Clinical efficacy of the various benzodiazepines is virtually equal, but pharmacokinetics vary considerably. Onset of action is determined by rate of absorption and distribution, which is rapid and complete after oral administration of most benzodiazepines; but duration of action depends on half-life and the presence or absence of active metabolites. Those with long half-lives like diazepam can be administered once daily, while those with shorter half-lives like alprazolam may require multiple daily doses. Agents with longer half-lives usually also show longer duration of action and are generally considered more appropriate for long-term therapy. This TABLE provides some insight into the various benzodiazepines, their pharmacokinetic properties, and their common uses.

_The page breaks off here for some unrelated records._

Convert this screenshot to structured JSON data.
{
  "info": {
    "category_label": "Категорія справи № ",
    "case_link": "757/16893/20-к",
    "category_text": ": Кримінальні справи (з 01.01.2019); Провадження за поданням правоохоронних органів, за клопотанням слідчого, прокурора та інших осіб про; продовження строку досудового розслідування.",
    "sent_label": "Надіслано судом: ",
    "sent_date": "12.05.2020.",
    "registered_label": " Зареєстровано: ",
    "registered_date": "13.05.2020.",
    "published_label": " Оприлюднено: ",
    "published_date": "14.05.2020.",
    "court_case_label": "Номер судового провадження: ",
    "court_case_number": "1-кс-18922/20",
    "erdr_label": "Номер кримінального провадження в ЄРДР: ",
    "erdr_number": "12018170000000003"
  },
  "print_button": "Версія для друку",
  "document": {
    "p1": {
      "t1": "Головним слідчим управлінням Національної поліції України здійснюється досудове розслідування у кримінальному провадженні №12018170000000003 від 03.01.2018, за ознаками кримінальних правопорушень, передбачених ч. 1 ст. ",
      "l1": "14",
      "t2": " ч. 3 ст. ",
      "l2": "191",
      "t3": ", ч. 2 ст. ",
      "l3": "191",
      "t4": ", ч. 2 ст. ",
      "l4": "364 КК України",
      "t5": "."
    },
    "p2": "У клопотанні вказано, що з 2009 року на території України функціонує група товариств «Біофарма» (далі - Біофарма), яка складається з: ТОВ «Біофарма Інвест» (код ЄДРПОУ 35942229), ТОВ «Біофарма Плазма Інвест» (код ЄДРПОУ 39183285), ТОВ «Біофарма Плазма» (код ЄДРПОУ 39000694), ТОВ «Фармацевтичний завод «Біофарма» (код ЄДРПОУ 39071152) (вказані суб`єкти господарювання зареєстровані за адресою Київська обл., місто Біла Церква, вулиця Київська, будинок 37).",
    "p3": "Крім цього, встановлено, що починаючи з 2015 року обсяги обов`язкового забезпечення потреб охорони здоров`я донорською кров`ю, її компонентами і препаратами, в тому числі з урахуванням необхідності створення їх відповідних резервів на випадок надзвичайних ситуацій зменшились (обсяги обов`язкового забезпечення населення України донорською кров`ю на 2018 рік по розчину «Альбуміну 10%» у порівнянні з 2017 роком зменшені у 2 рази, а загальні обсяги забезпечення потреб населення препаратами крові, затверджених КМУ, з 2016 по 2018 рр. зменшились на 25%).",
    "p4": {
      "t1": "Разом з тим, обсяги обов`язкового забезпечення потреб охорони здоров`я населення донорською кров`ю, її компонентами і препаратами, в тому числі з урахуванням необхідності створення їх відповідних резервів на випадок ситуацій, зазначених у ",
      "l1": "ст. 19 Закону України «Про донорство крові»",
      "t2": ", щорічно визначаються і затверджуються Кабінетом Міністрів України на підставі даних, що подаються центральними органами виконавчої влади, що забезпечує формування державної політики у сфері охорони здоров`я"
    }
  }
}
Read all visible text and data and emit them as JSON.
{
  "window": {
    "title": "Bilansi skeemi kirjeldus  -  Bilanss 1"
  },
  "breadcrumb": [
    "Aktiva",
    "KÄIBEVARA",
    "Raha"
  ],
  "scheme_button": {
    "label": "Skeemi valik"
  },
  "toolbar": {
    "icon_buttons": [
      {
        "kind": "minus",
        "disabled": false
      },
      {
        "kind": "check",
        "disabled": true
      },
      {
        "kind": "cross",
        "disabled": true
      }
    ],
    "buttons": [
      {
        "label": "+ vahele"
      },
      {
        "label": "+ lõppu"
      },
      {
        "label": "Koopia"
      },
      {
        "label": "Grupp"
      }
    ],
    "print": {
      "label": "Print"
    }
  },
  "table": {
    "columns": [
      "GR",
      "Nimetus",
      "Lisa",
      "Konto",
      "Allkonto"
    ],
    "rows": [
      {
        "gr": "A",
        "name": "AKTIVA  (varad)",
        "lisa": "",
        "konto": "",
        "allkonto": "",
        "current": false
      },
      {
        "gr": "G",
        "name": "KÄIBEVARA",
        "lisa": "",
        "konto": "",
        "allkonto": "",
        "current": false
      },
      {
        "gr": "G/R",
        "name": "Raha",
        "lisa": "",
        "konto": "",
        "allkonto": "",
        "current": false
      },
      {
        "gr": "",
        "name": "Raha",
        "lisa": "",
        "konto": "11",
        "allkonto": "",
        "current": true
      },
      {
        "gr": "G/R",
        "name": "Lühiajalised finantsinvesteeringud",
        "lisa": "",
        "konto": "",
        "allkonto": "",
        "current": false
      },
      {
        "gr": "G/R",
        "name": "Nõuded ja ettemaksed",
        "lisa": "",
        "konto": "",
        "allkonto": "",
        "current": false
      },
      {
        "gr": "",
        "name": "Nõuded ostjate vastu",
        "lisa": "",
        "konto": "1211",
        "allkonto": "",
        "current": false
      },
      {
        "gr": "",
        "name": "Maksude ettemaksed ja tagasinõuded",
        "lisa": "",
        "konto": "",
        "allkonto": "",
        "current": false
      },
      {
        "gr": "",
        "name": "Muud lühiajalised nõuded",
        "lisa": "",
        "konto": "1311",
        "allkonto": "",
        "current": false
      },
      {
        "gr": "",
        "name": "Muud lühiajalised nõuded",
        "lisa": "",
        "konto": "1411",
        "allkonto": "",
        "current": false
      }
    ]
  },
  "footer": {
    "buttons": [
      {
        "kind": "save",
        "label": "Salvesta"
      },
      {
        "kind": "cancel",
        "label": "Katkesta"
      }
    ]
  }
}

Primary side effects include sedation, fatigue, poor concentration, ataxia, dysarthria and confusion; and administration to elderly patients can lead to falls. Of course they may impair the ability to drive or operate heavy machinery, an effect that is generally exacerbated by concurrent alcohol ingestion. Disinhibition is not uncommon, while rage is observed on occasion. These agents decrease rapid eye movement (REM) sleep, with significant rebound upon discontinuation. All of the benzodiazepines are in Preganancy Category D. (For a thorough discussion of psychoactive agents and pregnancy, see this TABLE and this DISCUSSION.) Buspirone, doxepin, hydroxyzine, and even propranolol have all been used successfully to control anxiety in situation when the benzodiazepines are deemed inappropriate.